I have a three-dimensional DataArray and I would like to identify the indices where a 3x3 window in the last two dimensions does not contain any nans.
Consider toy data like so:
np.random.seed(1234)
arr = np.random.rand(20, 10, 10)
arr[arr < 0.1] = np.nan
arr = xr.DataArray(arr, dims=["time", "x", "y"])
My approach is to make a rolling dataset and reduce like below. Note that I cannot use arr.rolling(...).construct(...)
because my actual data is too large.
result = arr.rolling(center=True, x=3, y=3)\
.reduce(lambda x, axis: np.all(~np.isnan(x), axis=axis))
This seems like it works, but why is the output a mixture of nans and 1s instead of nans, 1s, and 0s?
> result.isel(time=0)
array([[nan, nan, nan, nan, nan, nan, nan, nan, nan, nan],
[nan, nan, nan, nan, 1., 1., nan, nan, nan, nan],
[nan, nan, nan, nan, 1., 1., nan, nan, nan, nan],
[nan, nan, nan, nan, 1., nan, nan, nan, 1., nan],
[nan, nan, nan, nan, nan, nan, nan, nan, 1., nan],
[nan, nan, nan, nan, nan, nan, nan, nan, 1., nan],
[nan, 1., nan, nan, nan, nan, nan, nan, nan, nan],
[nan, 1., 1., 1., nan, nan, nan, nan, nan, nan],
[nan, 1., 1., 1., 1., 1., 1., nan, nan, nan],
[nan, nan, nan, nan, nan, nan, nan, nan, nan, nan]])
I understand that the outer border is nan because a 3x3 window cannot be constructed there. But I don't understand why nans are showing up in the interior of the array as well. If a window has nan, shouldn't np.all
return false and then cast that to zero?
I only care about the cells with 1s so this isn't a big deal. But, I'm curious to know why this is happening.

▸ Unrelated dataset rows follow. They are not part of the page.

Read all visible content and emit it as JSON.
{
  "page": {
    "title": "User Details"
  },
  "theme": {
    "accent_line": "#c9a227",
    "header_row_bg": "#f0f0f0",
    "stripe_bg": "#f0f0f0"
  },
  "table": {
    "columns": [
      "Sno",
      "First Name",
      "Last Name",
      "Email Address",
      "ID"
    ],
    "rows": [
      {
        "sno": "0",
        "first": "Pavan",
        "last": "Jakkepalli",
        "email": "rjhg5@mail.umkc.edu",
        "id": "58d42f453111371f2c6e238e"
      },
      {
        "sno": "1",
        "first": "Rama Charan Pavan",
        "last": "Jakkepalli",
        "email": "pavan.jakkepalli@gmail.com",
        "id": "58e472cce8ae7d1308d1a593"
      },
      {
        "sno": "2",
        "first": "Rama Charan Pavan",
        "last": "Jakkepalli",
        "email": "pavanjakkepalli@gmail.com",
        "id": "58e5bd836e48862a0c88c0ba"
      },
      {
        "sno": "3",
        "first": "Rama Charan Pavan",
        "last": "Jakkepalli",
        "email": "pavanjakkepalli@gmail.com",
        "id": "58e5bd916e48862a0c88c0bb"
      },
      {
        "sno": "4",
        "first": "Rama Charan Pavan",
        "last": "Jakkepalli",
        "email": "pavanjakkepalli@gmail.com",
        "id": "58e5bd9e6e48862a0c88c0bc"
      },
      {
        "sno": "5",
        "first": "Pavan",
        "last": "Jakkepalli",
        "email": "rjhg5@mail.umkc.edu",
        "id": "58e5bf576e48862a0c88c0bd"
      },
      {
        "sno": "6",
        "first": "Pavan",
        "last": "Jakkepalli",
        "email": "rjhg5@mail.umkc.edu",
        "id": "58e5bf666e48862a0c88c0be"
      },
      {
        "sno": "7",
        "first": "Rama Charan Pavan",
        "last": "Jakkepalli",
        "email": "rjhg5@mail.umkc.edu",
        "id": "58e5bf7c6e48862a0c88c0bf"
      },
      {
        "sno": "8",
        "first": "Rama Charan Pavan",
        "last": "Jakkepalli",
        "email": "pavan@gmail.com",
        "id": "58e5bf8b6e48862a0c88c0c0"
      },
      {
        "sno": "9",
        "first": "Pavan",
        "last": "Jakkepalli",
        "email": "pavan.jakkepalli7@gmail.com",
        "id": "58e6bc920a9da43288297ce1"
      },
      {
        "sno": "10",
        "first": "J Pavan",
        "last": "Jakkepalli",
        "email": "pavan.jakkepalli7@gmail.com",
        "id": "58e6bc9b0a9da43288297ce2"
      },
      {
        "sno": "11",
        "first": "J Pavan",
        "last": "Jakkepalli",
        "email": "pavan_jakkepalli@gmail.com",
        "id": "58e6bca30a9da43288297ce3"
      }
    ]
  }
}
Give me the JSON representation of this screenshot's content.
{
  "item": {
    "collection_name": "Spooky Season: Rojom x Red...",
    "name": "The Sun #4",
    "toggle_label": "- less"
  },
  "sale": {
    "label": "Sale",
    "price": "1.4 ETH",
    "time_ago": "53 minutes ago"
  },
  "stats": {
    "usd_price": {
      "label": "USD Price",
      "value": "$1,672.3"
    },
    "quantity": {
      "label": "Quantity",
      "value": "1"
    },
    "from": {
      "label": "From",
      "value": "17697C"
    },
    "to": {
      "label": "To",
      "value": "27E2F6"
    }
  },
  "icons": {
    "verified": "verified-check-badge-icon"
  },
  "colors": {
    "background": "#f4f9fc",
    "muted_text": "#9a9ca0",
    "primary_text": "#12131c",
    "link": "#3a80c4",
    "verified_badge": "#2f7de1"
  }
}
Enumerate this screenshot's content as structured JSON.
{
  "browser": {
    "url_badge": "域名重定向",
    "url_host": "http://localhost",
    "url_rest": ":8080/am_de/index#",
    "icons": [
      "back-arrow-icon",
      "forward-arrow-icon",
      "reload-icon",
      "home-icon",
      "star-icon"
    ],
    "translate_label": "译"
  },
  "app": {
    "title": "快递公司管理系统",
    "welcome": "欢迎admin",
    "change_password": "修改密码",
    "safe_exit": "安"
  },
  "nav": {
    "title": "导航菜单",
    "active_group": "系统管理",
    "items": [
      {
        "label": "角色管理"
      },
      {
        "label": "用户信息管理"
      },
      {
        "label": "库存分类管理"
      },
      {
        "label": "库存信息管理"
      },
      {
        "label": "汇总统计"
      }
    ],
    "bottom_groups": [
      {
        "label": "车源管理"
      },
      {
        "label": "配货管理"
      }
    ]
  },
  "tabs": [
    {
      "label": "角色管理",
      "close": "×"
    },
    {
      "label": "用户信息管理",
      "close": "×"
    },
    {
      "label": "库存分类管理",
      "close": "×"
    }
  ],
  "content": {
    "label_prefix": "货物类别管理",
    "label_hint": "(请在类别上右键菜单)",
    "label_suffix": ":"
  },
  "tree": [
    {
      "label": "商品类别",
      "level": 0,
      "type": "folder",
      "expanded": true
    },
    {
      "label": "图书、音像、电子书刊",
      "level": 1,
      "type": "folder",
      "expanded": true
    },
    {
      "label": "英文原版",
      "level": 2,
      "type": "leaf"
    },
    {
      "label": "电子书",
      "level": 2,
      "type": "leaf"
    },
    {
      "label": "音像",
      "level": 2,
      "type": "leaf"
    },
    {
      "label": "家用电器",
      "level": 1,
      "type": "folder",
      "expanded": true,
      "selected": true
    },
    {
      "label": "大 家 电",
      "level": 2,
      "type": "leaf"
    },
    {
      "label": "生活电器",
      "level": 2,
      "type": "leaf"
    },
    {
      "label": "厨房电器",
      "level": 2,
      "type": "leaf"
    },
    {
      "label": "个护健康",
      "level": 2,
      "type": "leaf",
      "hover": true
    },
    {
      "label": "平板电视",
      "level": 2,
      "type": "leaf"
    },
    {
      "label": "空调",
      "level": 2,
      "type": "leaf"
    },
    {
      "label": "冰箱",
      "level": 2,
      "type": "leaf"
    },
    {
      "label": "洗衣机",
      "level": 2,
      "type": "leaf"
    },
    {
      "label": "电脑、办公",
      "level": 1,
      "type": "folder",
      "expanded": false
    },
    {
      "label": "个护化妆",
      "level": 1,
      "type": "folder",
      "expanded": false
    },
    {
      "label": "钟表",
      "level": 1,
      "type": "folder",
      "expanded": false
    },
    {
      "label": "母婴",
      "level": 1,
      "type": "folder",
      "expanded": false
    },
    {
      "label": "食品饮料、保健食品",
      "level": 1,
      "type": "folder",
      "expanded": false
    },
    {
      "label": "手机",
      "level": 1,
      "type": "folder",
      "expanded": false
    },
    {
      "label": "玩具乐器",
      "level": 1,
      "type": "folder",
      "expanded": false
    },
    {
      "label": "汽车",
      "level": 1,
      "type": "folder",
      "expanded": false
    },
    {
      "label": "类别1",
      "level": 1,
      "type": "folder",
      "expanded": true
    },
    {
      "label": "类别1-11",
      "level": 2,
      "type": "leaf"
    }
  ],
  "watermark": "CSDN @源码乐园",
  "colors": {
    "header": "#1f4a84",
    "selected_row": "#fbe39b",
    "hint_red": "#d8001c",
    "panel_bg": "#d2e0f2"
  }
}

Tried a few approaches, and I settled on
indices = np.where(
array.rolling(...)
.mean()
.notnull()
)
This was able to handle the large array without using more than a few GB of RAM when the array is on disk. It used even less when the array is backed by dask. Credit goes to ThomasMGeo on the Pangeo forum. I suspect that calling .construct()
isn't actually using that much memory, but a .stack()
call I had in an earlier version was using a lot of memory.